Тут только Прохор вспомнил, что до сих пор ни сложном ее обмолвился ни о барже, ни об обнаруженных им металлических россыпях. Вот это диво! Может, и Качур так же забыл доложить? «Ладно, — решил про себя Прохор, — пойду на поверхность, доложу сразу». Он привязал за кнехт баржи конец тонкого пенькового троса. К этому тросу там, наверху, привяжут буй и, когда будет нужно, по нему сразу найдут баржу.

— Поднимай меня, Бандурка. Выхожу наверх! — крикнул в телефон Прохор.

Ближе к поверхности стало сереть, как бы светать над головой. Прохор подтянулся на спусковом конце, перевернулся навзничь, посмотрел вверх, чтобы, чего доброго, не трахнуться шлемом о днище судна. Посмотрел и глазам своим не поверил: у самого винта «Руслана» прицепилась кукла в скафандре. Спусковой конец и шланг-сигнал вглубь уходят, во тьме пропадают. А кукла висит у винта и только слегка руками шевелит.

— Стоп! Останови подъем! — крикнул Прохор Бандурке и потихоньку начал подплывать к гребному винту.

Кто же это мог бы прохлаждаться под водой? Слышал Прохор от старых водолазов, что иные ловкачи ухитряются даже курить под водой — запрячет в белье сигареты и спички, потом высвободит из рукава руку, просунет ее под шеей в шлем, зажжет и курит. Были и такие водолазы-лихачи, что даже борьбу затеяли на дне морском. Но кому нужно прохлаждаться, прицепившись к гребному винту? Однако подплыть незаметно Прохору не удалось. Заметил его водолаз, взобрался на винт, сел, ждет. Через иллюминатор Прохор увидел знакомое лицо — узкое, красное, с войлочными усиками под сплюснутым носом. Он, Качур. Забрался под корму, прицепился к гребному винту и командует: «Потравить конец — иду вправо», «Выбрать конец — иду влево», «Дать больше воздуха — хочу подвсплыть», «Дай меньше воздуха — хочу на глубину пойти». А сам холостой конец в глубину спускает, воздух через золотник стравливает, благо пузырьки воздуха лопаются под кормой, с палубы не видно. На спасателе думают, что человек вон сколько морского дна обшарил, а он и с места не двигался, и на дне, может, не был.

Качур и Демич поднялись на палубу почти одновременно. Прохор нарочно замешкался с раздеванием, чтобы вместе с Качуром идти докладывать капитану.

— Прямо под нами баржа, рядом — металла много, — ни глазом не моргнув, доложил капитану Качур.

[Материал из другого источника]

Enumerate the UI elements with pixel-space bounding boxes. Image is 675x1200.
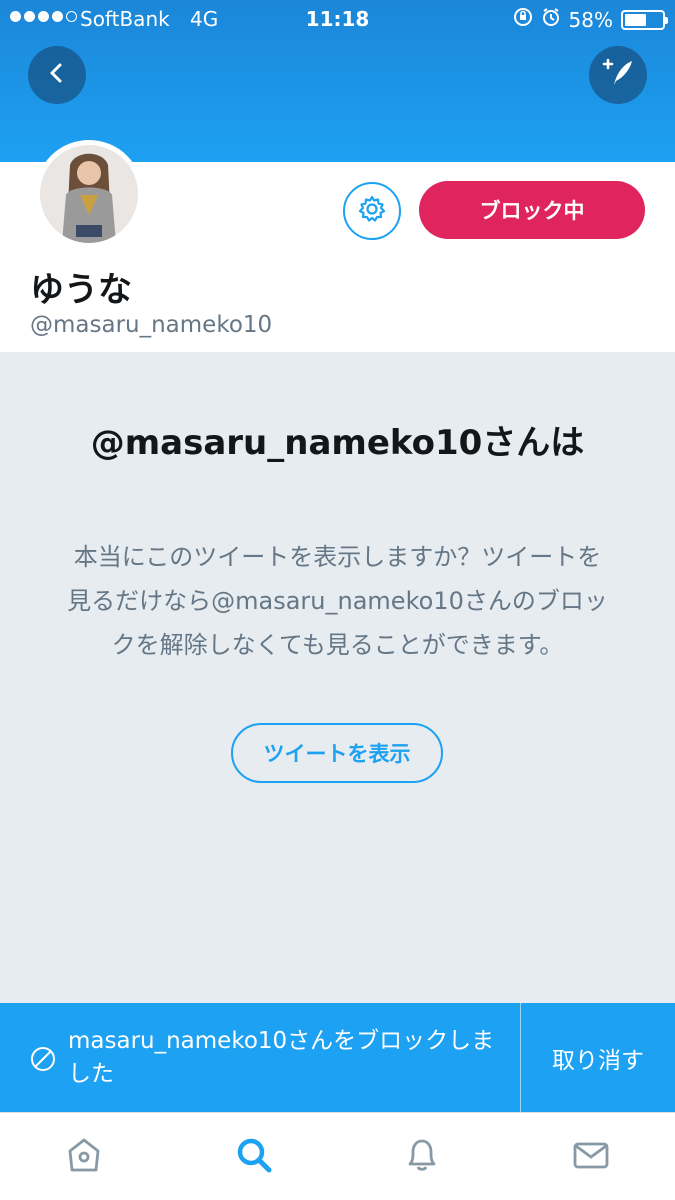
mail-icon	[571, 1135, 611, 1179]
avatar[interactable]	[35, 140, 143, 248]
profile-settings-button[interactable]	[343, 182, 401, 240]
compose-tweet-button[interactable]	[589, 46, 647, 104]
profile-card: ブロック中 ゆうな @masaru_nameko10	[0, 140, 675, 352]
display-name: ゆうな	[30, 270, 132, 310]
gear-icon	[357, 194, 387, 228]
status-bar: SoftBank 4G 11:18 58%	[0, 0, 675, 40]
user-handle: @masaru_nameko10	[30, 312, 273, 338]
orientation-lock-icon	[513, 7, 533, 32]
tab-notifications[interactable]	[398, 1133, 446, 1181]
tab-search[interactable]	[230, 1133, 278, 1181]
battery-icon	[621, 9, 668, 30]
home-icon	[64, 1135, 104, 1179]
battery-level	[625, 13, 646, 26]
bell-icon	[402, 1135, 442, 1179]
compose-tweet-icon	[600, 55, 636, 95]
blocked-button[interactable]: ブロック中	[419, 181, 645, 239]
view-tweets-button[interactable]: ツイートを表示	[231, 723, 443, 783]
battery-percent: 58%	[568, 7, 613, 32]
alarm-icon	[541, 7, 561, 32]
tab-messages[interactable]	[567, 1133, 615, 1181]
undo-button[interactable]: 取り消す	[521, 1003, 675, 1112]
block-circle-icon	[30, 1046, 56, 1076]
block-snackbar: masaru_nameko10さんをブロックしました 取り消す	[0, 1003, 675, 1112]
blocked-message: 本当にこのツイートを表示しますか？ツイートを見るだけなら@masaru_name…	[67, 543, 608, 659]
tab-home[interactable]	[60, 1133, 108, 1181]
snackbar-message: masaru_nameko10さんをブロックしました	[68, 1028, 495, 1087]
profile-header: SoftBank 4G 11:18 58%	[0, 0, 675, 162]
tab-bar	[0, 1112, 675, 1200]
back-button[interactable]	[28, 46, 86, 104]
chevron-left-icon	[45, 61, 69, 89]
search-icon	[234, 1135, 274, 1179]
blocked-title: @masaru_nameko10さんは	[90, 423, 585, 463]
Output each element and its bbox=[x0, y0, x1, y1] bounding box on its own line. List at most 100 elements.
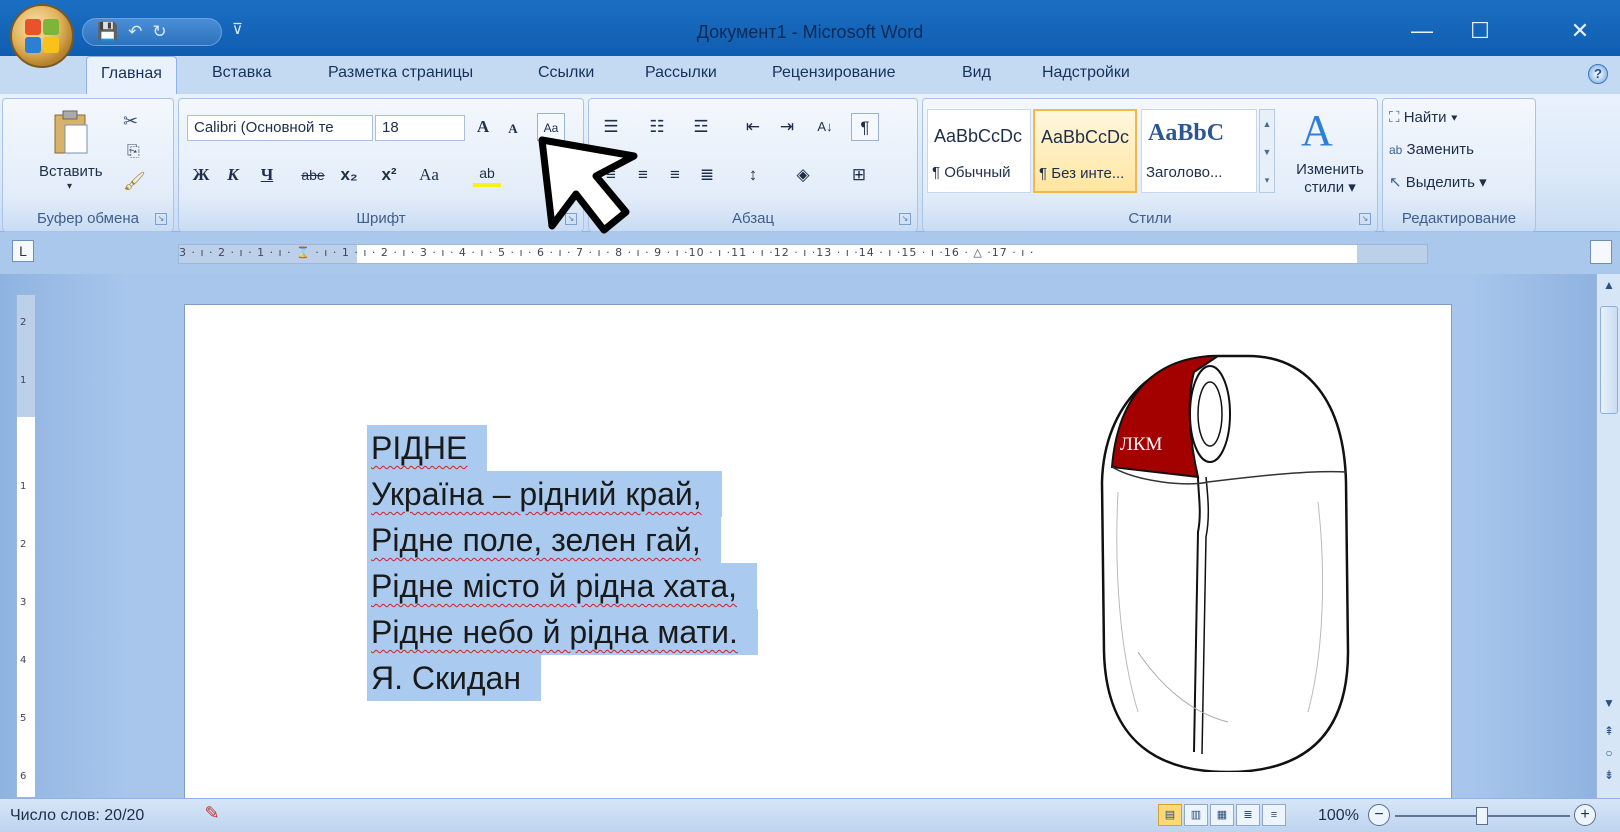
tab-page-layout[interactable]: Разметка страницы bbox=[328, 64, 473, 82]
scroll-down-icon[interactable]: ▼ bbox=[1597, 696, 1620, 710]
borders-icon[interactable]: ⊞ bbox=[845, 161, 873, 189]
browse-object-icon[interactable]: ○ bbox=[1597, 746, 1620, 760]
font-group-label: Шрифт bbox=[356, 210, 406, 227]
strikethrough-button[interactable]: abe bbox=[299, 161, 327, 189]
tab-view[interactable]: Вид bbox=[962, 64, 991, 82]
clipboard-dialog-launcher[interactable]: ↘ bbox=[155, 213, 167, 225]
select-button[interactable]: ↖ Выделить ▾ bbox=[1389, 173, 1487, 191]
prev-page-icon[interactable]: ⇞ bbox=[1597, 724, 1620, 738]
word-count[interactable]: Число слов: 20/20 bbox=[10, 807, 144, 825]
style-normal[interactable]: AaBbCcDc ¶ Обычный bbox=[927, 109, 1031, 193]
style-sample: AaBbC bbox=[1148, 120, 1225, 146]
print-layout-icon[interactable]: ▤ bbox=[1158, 804, 1182, 826]
vertical-ruler[interactable]: 2 1 1 2 3 4 5 6 bbox=[16, 294, 36, 798]
style-sample: AaBbCcDc bbox=[1041, 127, 1130, 147]
draft-icon[interactable]: ≡ bbox=[1262, 804, 1286, 826]
change-styles-button[interactable]: Изменить стили ▾ bbox=[1285, 161, 1375, 197]
style-heading[interactable]: AaBbC Заголово... bbox=[1141, 109, 1257, 193]
outline-icon[interactable]: ≣ bbox=[1236, 804, 1260, 826]
minimize-button[interactable]: — bbox=[1402, 18, 1442, 44]
clipboard-group-label: Буфер обмена bbox=[37, 210, 139, 227]
tab-selector[interactable]: L bbox=[12, 240, 34, 262]
doc-line-author[interactable]: Я. Скидан bbox=[367, 655, 542, 701]
align-right-icon[interactable]: ≡ bbox=[661, 161, 689, 189]
line-spacing-icon[interactable]: ↕ bbox=[739, 161, 767, 189]
change-styles-icon[interactable]: A bbox=[1301, 105, 1333, 156]
view-ruler-icon[interactable] bbox=[1590, 240, 1612, 264]
full-screen-reading-icon[interactable]: ▥ bbox=[1184, 804, 1208, 826]
increase-indent-icon[interactable]: ⇥ bbox=[773, 113, 801, 141]
paste-button[interactable]: Вставить bbox=[39, 163, 103, 180]
superscript-button[interactable]: x² bbox=[375, 161, 403, 189]
copy-icon[interactable]: ⎘ bbox=[127, 143, 140, 161]
doc-line[interactable]: Україна – рідний край, bbox=[367, 471, 722, 517]
horizontal-ruler[interactable]: 3 · ı · 2 · ı · 1 · ı · ⌛ · ı · 1 · ı · … bbox=[178, 244, 1428, 264]
close-button[interactable]: ✕ bbox=[1560, 18, 1600, 44]
clipboard-group: Вставить ▾ ✂ ⎘ 🖌 Буфер обмена ↘ bbox=[2, 98, 174, 232]
pointer-arrow-icon bbox=[538, 136, 638, 234]
doc-line-title[interactable]: РІДНЕ bbox=[367, 425, 488, 471]
replace-button[interactable]: ab Заменить bbox=[1389, 141, 1474, 158]
vertical-scrollbar[interactable]: ▲ ▼ ⇞ ○ ⇟ bbox=[1596, 274, 1620, 798]
paste-dropdown-icon[interactable]: ▾ bbox=[67, 181, 72, 192]
style-name: Заголово... bbox=[1146, 164, 1223, 181]
mouse-button-label: ЛКМ bbox=[1120, 434, 1163, 455]
find-button[interactable]: ⛶ Найти ▾ bbox=[1389, 109, 1458, 126]
web-layout-icon[interactable]: ▦ bbox=[1210, 804, 1234, 826]
ruler-row: L 3 · ı · 2 · ı · 1 · ı · ⌛ · ı · 1 · ı … bbox=[0, 232, 1620, 274]
change-case-button[interactable]: Aa bbox=[415, 161, 443, 189]
office-button[interactable] bbox=[10, 4, 74, 68]
change-styles-label-1: Изменить bbox=[1296, 161, 1364, 178]
styles-dialog-launcher[interactable]: ↘ bbox=[1359, 213, 1371, 225]
tab-insert[interactable]: Вставка bbox=[212, 64, 271, 82]
tab-home[interactable]: Главная bbox=[86, 56, 177, 96]
maximize-button[interactable]: ☐ bbox=[1460, 18, 1500, 44]
font-size-combo[interactable]: 18 bbox=[375, 115, 465, 141]
scroll-wheel bbox=[1189, 365, 1231, 463]
view-buttons: ▤ ▥ ▦ ≣ ≡ bbox=[1158, 804, 1286, 826]
style-name: ¶ Без инте... bbox=[1039, 165, 1125, 182]
zoom-level[interactable]: 100% bbox=[1318, 807, 1359, 825]
binoculars-icon: ⛶ bbox=[1389, 109, 1400, 126]
multilevel-list-icon[interactable]: ☲ bbox=[687, 113, 715, 141]
tab-review[interactable]: Рецензирование bbox=[772, 64, 896, 82]
zoom-in-button[interactable]: + bbox=[1574, 804, 1596, 826]
cut-icon[interactable]: ✂ bbox=[123, 111, 138, 132]
show-marks-button[interactable]: ¶ bbox=[851, 113, 879, 141]
zoom-out-button[interactable]: − bbox=[1368, 804, 1390, 826]
tab-mailings[interactable]: Рассылки bbox=[645, 64, 717, 82]
shrink-font-button[interactable]: A bbox=[499, 115, 527, 143]
help-icon[interactable]: ? bbox=[1588, 64, 1608, 84]
scroll-up-icon[interactable]: ▲ bbox=[1597, 278, 1620, 292]
grow-font-button[interactable]: A bbox=[469, 113, 497, 141]
paste-icon[interactable] bbox=[51, 109, 91, 157]
doc-line[interactable]: Рідне місто й рідна хата, bbox=[367, 563, 757, 609]
zoom-slider-thumb[interactable] bbox=[1476, 807, 1488, 825]
shading-icon[interactable]: ◈ bbox=[789, 161, 817, 189]
office-logo-icon bbox=[25, 19, 59, 53]
select-label: Выделить ▾ bbox=[1405, 174, 1487, 191]
doc-line[interactable]: Рідне небо й рідна мати. bbox=[367, 609, 758, 655]
mouse-illustration bbox=[1100, 354, 1350, 772]
tab-addins[interactable]: Надстройки bbox=[1042, 64, 1130, 82]
italic-button[interactable]: К bbox=[219, 161, 247, 189]
styles-scroll[interactable]: ▲ ▼ ▾ bbox=[1259, 109, 1275, 193]
select-icon: ↖ bbox=[1389, 174, 1402, 191]
justify-icon[interactable]: ≣ bbox=[693, 161, 721, 189]
highlight-icon[interactable]: ab bbox=[473, 159, 501, 187]
styles-group-label: Стили bbox=[1128, 210, 1172, 227]
sort-icon[interactable]: A↓ bbox=[811, 113, 839, 141]
doc-line[interactable]: Рідне поле, зелен гай, bbox=[367, 517, 721, 563]
format-painter-icon[interactable]: 🖌 bbox=[123, 171, 146, 192]
underline-button[interactable]: Ч bbox=[253, 161, 281, 189]
next-page-icon[interactable]: ⇟ bbox=[1597, 768, 1620, 782]
paragraph-dialog-launcher[interactable]: ↘ bbox=[899, 213, 911, 225]
proofing-icon[interactable]: ✎ bbox=[196, 803, 228, 829]
bold-button[interactable]: Ж bbox=[187, 161, 215, 189]
scroll-thumb[interactable] bbox=[1600, 306, 1618, 414]
subscript-button[interactable]: x₂ bbox=[335, 161, 363, 189]
decrease-indent-icon[interactable]: ⇤ bbox=[739, 113, 767, 141]
tab-references[interactable]: Ссылки bbox=[538, 64, 594, 82]
font-name-combo[interactable]: Calibri (Основной те bbox=[187, 115, 373, 141]
style-no-spacing[interactable]: AaBbCcDc ¶ Без инте... bbox=[1033, 109, 1137, 193]
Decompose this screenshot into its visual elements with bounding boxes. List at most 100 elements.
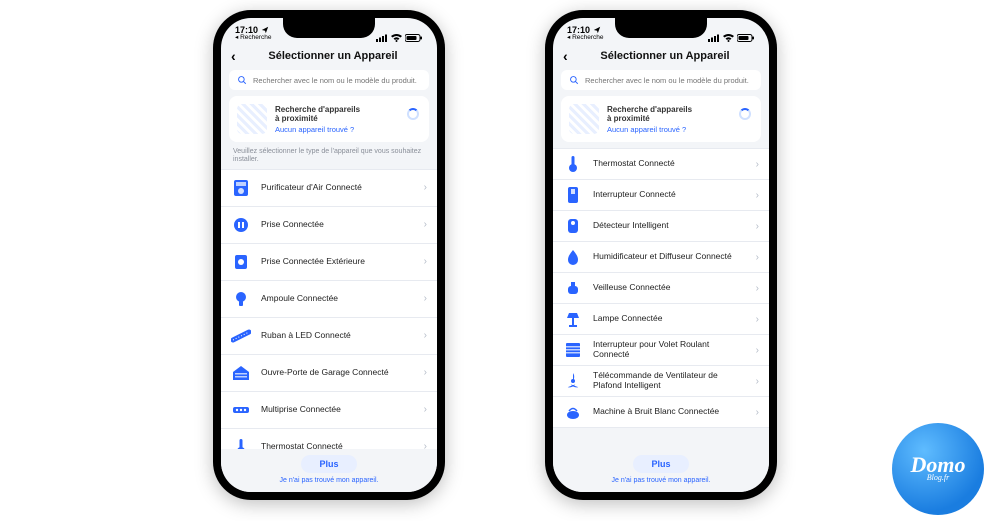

Вот тебе и на! Значит, был он на дне, значит, видел все. Зачем же комедию ломал?

Качур вынул пачку черных сигарет, протянул капитану:

— Закуривайте, Виктор Владимирович. Заграничные, у знакомых морячков достал.

— Да мне курить, знаешь, небось, врачи запретили.

— А вы не курите, только так, дымок понюхайте. Он белатом да берстером пахнет…

Олефиренко помял в пальцах сигарету, поднес к пшеничной щеточке усов, сладко потянул носом воздух. Серые глаза вспыхнули молодым огнем:

— Действительно белатом, материковым ветром с Аравийского полуострова, пахнет.

— Да, да, Виктор Владимирович, знойным ветром Аравии пахнет. Кому-кому, а вам знаком этот ветер. Помните:

Гарматаны, белаты, бризы —

Все ветра всех морей и стран —

Мне бросали соленые брызги,

Угоняя корабль в океан.

Качур был явно в ударе, читал выразительно, с подъемом, широким жестом длинной руки будто распахивая перед Прохором и капитаном океанские просторы:

Я под бурями годы прожил,

Пересек всех широт параллели,

Все шторма мне дубили кожу,

Все грома надо мной гремели.

— Не надо, Арсен Васильевич, хватит, — остановил его Олефиренко. — Не время сейчас, да и…

Капитан не договорил, но Прохор и без слов понял: тоскует Виктор по дальним походам, по океанским ветрам. А Качур снова вынул пачку черных сигарет и положил ее на стол перед капитаном:

— Возьмите, Виктор Владимирович…

— Да нельзя же мне курить.

— А вы не курите. Просто так держите их в кармане, чтобы иногда вспомнить исхоженные рейсы да ветры, трепавшие снасти в плаваниях.

«ТЫ МНЕ НРАВИШЬСЯ, ТОВАРИЩ ДЕМИЧ!»

Перед ужином Прохор улучил минуту, когда Качур на спусковой станции остался один, подошел, спросил:

— Зачем ты, Арсен, это сделал?

— Чего сделал? — продолжая вытирать ветошью руки, отозвался Качур.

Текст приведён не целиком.